Soldiers sent hate-SMS messages from rogue base stations

Somebody has been bombarding Ukrainian soldiers with SMS messages – and they aren’t nice ones, either.

According to evidence collected by Associated Press (AP), soldiers fighting pro-Russian separatists in the east of the country have received a steady stream of mystery propaganda texts since 2014, around the time the conflict started.

Examples can be viewed in Cyrillic, or in English translation here. As a flavour from November 11 2015:

Who is robbing your family while you are paid pennies waiting for your bullet?

Or a few days later:

Murderer from the Ukrainian Armed Forces. The East won’t forgive you and the West won’t remember you!

With new examples arriving only weeks ago, the immediate issue is how the messages are being directed to lots of mobile phones when the attackers can’t possibly know the numbers used by recipients.

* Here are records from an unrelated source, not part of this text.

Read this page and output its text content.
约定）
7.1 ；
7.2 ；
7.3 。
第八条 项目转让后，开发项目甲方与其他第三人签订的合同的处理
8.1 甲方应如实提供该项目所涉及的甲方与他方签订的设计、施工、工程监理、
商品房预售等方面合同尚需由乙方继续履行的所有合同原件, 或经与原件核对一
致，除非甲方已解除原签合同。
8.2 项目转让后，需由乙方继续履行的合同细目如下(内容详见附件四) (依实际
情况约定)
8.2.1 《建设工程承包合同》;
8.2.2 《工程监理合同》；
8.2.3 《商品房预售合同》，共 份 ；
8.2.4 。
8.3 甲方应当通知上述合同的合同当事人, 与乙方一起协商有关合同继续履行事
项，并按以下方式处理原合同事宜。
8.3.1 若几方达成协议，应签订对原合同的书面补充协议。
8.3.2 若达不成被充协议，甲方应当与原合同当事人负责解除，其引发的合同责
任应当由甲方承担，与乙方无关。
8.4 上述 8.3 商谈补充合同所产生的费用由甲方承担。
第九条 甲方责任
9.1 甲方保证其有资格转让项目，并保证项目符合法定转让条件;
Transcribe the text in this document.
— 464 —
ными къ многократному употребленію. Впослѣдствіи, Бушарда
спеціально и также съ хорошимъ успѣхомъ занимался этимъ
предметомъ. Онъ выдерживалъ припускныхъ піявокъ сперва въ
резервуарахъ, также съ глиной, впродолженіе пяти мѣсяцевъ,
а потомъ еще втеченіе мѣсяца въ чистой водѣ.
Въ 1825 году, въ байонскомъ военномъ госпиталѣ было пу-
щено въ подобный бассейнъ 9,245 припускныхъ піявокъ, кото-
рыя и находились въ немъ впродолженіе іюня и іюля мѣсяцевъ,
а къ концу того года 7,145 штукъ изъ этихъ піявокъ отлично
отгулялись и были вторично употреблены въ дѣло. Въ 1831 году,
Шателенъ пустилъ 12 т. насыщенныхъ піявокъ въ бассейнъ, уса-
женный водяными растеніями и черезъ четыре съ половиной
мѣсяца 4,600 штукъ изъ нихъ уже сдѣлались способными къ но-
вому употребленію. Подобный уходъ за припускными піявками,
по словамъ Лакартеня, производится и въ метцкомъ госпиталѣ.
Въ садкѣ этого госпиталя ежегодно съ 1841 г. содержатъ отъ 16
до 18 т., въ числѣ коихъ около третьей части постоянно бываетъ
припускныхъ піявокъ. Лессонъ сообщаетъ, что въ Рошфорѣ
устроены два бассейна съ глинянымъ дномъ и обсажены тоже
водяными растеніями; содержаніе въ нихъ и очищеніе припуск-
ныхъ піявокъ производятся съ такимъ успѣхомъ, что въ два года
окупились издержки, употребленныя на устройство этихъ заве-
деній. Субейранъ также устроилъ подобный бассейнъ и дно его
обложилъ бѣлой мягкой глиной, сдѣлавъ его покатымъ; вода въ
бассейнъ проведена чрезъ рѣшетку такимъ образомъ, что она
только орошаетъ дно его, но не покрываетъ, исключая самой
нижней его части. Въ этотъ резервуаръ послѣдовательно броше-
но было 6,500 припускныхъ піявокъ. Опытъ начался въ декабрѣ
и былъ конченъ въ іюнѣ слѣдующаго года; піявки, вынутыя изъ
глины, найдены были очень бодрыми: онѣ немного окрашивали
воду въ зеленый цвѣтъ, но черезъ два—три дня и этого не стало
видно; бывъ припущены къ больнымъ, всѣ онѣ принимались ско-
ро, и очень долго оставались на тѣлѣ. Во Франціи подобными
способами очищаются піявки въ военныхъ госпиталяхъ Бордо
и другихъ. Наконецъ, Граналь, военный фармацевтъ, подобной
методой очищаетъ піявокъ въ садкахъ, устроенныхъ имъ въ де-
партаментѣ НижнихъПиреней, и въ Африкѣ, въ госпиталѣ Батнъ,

The culprit is almost certainly fake 2G mobile phone base stations called IMSI catchers, which pass themselves off as genuine in a sort of GSM man-in-the middle attack.

Because legitimate base stations will be in the vicinity, the fake bases exploit a design feature of older 2G mobile networks that phones always try to connect to the one with the strongest signal.

Once target phones have been caught, transmissions are passed to the real phone network through a rogue SIM. Simple really – the intercepted phone sees the base while the network sees the rogue SIM in an attack that’s almost impossible to detect in real time.

How encryption and authentication is broken is not clear. On pre-3G networks, this is a doddle as they can disable or crack the weak A5/1 stream cipher. On more recent designs such as 3G and 4G using end-to-end authentication, this sort of attack shouldn’t be possible.

In the Ukraine incident, the attackers spoofed the sending data to nonsense numbers (such as 77777) or by setting the year to 1995. They even posed as payment alerts to increase the chances that soldiers opened the messages.

The Ukraine conflict is probably the first time catchers have been used to spread propaganda, although the potential to abuse them in this way must be obvious to anyone mucking around with the technology.

Anecdotally, they’ve been used by US forces in Afghanistan to track insurgents and cheap laptop homebrew demos have popped up at conferences. In China, the problem got so bad in 2014 a police arrested 1,350 suspects accused of using fake bases to spam people.

It’s even possible that this kind of cellphone “magic box” helped lead the CIA to the hiding place of Osama bin Laden by identifying his helpers.

The chances of anyone in countries using more recent mobile technology being hit by the same attacks is remote.  For the time being at least, base station spoofing is yesterday’s hack in today’s European war.